Dream: Cards and Letters
-I am at Home Hardware buying packages of cards. I was going to get 3, but decided on 2
-back at home, I decided to watch T.V. in the family room, because dad was watching T.V. in my room. I didn’t mind at all because I was so happy to finally have a real father again
-when I later go to my room to watch Star Trek, I notice dad has cleaned a bit. There were letters he’d sent in various place, including on the floor
-I notice he’s arranged papers on my desk, some of which are rough drafts of letters to Lawrence
-I wonder if my dad will mind that I’ve found another father
Lots of reading to do. I was amazed, today, by how strongly I felt Lawrence’s presence at the library. I felt almost as though he were watching over me, peeking over my shoulder as I opened each new tome.
I Love, I Love, I Love, I Love… I laugh.
I couldn’t stop smiling, although why would I want to? It’s O.K. to appear somewhat insane every once in a while—and even when I left the library, the books under my arm encouraged me to smile some more.
I realized today that labelling her husband as my Platonic Love is a great insult to Victoria. Well, perhaps not to her individually, but certainly a great insult to their relationship. I really shouldn’t go around parading as some expert in the teachings of Plato.
I blame Gillian Anderson.
I wish I could find myself a copy of the Upanishads. Even a copy of the Ramayana would make me very happy right now. Any Hindu holy document. Anything!

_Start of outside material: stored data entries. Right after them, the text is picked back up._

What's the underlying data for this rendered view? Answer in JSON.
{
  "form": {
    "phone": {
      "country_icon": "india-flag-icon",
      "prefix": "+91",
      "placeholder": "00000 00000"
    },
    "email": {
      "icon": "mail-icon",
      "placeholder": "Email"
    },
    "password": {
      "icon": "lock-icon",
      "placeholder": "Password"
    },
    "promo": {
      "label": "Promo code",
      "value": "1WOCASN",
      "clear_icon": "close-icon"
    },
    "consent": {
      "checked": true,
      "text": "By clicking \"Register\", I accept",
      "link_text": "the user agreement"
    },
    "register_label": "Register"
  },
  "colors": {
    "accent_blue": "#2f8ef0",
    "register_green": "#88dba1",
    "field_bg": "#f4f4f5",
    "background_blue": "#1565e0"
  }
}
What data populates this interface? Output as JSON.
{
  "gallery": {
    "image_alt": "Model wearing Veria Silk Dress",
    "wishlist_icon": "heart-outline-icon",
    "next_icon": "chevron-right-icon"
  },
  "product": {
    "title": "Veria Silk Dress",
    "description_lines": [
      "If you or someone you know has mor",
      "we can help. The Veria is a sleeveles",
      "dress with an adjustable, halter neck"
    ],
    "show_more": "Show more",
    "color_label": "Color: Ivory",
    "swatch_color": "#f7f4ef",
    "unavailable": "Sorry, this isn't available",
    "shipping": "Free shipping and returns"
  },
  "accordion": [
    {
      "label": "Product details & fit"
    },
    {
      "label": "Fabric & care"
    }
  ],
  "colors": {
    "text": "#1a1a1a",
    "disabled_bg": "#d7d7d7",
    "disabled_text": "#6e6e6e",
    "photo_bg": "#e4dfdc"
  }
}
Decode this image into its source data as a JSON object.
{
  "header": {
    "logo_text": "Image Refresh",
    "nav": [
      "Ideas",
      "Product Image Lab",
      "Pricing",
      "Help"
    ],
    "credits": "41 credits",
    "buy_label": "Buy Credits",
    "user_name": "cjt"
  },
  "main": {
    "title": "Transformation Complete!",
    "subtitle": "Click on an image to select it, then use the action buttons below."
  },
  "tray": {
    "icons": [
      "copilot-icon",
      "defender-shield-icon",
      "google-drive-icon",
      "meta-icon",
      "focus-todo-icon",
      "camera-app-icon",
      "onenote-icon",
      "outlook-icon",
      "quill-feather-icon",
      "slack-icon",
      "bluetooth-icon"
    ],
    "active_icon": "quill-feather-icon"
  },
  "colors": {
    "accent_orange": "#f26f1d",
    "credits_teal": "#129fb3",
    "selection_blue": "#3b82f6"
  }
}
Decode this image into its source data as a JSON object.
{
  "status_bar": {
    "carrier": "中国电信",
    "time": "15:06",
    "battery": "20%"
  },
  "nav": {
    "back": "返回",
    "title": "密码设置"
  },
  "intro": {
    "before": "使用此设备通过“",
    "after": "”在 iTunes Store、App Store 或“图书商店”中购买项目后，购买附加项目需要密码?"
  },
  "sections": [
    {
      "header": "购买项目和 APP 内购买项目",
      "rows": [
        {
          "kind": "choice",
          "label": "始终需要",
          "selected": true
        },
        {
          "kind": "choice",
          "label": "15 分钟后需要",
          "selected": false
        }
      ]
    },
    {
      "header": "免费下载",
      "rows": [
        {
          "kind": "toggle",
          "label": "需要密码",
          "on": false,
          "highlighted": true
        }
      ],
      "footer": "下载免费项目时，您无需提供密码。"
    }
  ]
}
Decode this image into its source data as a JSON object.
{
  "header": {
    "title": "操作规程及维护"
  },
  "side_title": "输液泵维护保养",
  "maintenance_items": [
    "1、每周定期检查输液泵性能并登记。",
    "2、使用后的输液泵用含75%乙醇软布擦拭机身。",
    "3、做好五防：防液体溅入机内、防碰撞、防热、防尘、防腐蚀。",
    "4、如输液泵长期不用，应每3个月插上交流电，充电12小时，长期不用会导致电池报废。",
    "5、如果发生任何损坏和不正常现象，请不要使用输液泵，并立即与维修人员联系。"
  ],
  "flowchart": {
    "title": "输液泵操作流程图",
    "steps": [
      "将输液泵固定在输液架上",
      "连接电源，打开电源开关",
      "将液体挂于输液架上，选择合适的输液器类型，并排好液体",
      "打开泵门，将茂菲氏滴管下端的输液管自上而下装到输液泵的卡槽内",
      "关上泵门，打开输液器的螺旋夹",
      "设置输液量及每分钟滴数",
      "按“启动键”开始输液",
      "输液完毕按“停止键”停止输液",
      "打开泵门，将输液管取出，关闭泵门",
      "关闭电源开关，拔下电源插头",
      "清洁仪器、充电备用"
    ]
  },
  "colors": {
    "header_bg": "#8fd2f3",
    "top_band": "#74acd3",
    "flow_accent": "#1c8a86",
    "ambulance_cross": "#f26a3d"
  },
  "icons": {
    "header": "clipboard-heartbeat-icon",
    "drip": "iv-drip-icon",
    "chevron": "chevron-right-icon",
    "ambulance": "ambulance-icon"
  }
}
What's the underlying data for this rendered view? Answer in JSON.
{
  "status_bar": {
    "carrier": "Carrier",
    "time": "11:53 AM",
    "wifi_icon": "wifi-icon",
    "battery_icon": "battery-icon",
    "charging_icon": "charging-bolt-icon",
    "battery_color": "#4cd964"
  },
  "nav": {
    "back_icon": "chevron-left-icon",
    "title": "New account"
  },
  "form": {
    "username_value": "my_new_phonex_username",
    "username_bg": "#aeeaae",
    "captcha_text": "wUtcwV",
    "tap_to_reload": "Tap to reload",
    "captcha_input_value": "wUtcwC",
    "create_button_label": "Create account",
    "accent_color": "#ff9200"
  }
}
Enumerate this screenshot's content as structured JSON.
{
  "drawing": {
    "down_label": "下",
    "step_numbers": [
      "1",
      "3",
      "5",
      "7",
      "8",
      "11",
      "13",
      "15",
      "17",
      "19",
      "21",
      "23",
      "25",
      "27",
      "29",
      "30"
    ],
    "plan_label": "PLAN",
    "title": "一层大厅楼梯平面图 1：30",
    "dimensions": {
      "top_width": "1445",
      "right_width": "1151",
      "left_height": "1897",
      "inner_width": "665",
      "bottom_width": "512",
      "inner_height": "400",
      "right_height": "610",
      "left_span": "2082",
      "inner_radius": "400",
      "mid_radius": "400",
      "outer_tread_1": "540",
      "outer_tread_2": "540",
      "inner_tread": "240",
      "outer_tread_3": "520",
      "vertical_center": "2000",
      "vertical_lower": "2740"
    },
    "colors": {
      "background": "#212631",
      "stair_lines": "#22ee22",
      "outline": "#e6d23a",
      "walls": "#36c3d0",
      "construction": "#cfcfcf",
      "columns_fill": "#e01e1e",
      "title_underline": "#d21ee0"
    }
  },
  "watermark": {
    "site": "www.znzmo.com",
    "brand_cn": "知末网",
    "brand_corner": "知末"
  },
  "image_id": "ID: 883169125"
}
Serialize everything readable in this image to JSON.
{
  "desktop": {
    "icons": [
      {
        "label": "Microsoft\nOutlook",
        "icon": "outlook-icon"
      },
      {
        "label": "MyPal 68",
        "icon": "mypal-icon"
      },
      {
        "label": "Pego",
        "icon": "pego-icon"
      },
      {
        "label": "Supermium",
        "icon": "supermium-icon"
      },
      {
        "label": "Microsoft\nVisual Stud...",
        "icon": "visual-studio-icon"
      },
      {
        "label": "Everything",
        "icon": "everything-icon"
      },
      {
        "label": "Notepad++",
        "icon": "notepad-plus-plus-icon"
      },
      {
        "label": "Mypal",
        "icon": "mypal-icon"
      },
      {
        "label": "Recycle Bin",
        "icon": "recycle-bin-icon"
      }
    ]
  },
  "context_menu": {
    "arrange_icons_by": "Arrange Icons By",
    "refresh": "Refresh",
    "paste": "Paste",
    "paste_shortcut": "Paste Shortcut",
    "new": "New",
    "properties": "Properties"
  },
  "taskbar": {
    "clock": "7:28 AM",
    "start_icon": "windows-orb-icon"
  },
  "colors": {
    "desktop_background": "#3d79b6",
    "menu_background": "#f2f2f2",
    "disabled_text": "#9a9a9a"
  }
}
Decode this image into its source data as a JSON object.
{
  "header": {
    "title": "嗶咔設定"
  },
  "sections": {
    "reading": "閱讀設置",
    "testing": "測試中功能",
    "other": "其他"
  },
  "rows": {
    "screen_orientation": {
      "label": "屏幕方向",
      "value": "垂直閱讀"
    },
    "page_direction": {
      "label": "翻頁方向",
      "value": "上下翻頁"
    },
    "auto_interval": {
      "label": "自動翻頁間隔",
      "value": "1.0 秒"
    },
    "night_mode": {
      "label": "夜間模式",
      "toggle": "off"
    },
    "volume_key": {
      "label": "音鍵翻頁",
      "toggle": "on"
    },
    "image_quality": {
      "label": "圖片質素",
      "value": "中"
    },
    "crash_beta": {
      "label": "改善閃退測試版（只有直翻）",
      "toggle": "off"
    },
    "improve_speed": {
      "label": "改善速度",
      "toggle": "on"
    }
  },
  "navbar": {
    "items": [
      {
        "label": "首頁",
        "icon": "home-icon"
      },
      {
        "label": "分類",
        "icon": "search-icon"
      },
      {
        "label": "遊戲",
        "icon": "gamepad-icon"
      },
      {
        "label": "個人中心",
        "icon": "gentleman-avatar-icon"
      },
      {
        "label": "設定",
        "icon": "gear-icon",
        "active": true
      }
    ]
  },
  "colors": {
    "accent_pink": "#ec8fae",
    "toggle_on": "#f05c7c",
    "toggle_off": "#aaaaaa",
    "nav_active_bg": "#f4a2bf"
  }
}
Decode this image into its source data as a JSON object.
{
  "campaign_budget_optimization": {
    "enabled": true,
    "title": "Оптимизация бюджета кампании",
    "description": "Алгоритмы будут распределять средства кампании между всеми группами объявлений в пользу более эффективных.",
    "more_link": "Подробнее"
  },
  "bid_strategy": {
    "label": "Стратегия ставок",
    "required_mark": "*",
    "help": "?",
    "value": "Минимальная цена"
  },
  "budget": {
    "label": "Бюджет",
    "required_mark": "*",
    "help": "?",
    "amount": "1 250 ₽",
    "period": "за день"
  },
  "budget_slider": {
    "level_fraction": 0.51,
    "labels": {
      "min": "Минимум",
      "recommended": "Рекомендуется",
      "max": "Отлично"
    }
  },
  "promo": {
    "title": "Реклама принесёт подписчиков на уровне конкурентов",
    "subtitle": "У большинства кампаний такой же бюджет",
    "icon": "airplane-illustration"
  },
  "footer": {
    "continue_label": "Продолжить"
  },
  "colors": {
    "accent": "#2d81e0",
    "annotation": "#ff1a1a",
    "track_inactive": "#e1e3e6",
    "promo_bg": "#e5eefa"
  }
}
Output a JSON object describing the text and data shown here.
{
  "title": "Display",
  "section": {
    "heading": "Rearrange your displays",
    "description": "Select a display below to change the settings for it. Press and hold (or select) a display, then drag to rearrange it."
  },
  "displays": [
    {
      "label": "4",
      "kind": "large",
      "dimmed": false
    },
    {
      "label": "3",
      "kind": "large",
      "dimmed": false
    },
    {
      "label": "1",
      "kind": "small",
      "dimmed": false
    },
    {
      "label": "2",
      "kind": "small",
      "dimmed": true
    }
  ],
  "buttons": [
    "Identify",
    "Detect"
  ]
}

Why is it that the Religion shelf at the bookstore is filled with every conceivable copy of the Bible, but not even one Baghavad Gita?
I am becoming convinced that my previous life was lived in India.
I have, since I was a child, felt that I was supposed to have been born earlier, but there was something I had to take care of in the world beyond before returning to Earth. The number 56 resonates strongly with me. Perhaps I was stillborn in 1956. I feel that I did not take even a single breath in that incarnation.
Is this intuition, or am I simply making up stories to tell myself? Will I ever know for certain?
Today, I am a manifestation of peace, for I stand in the Grace of God.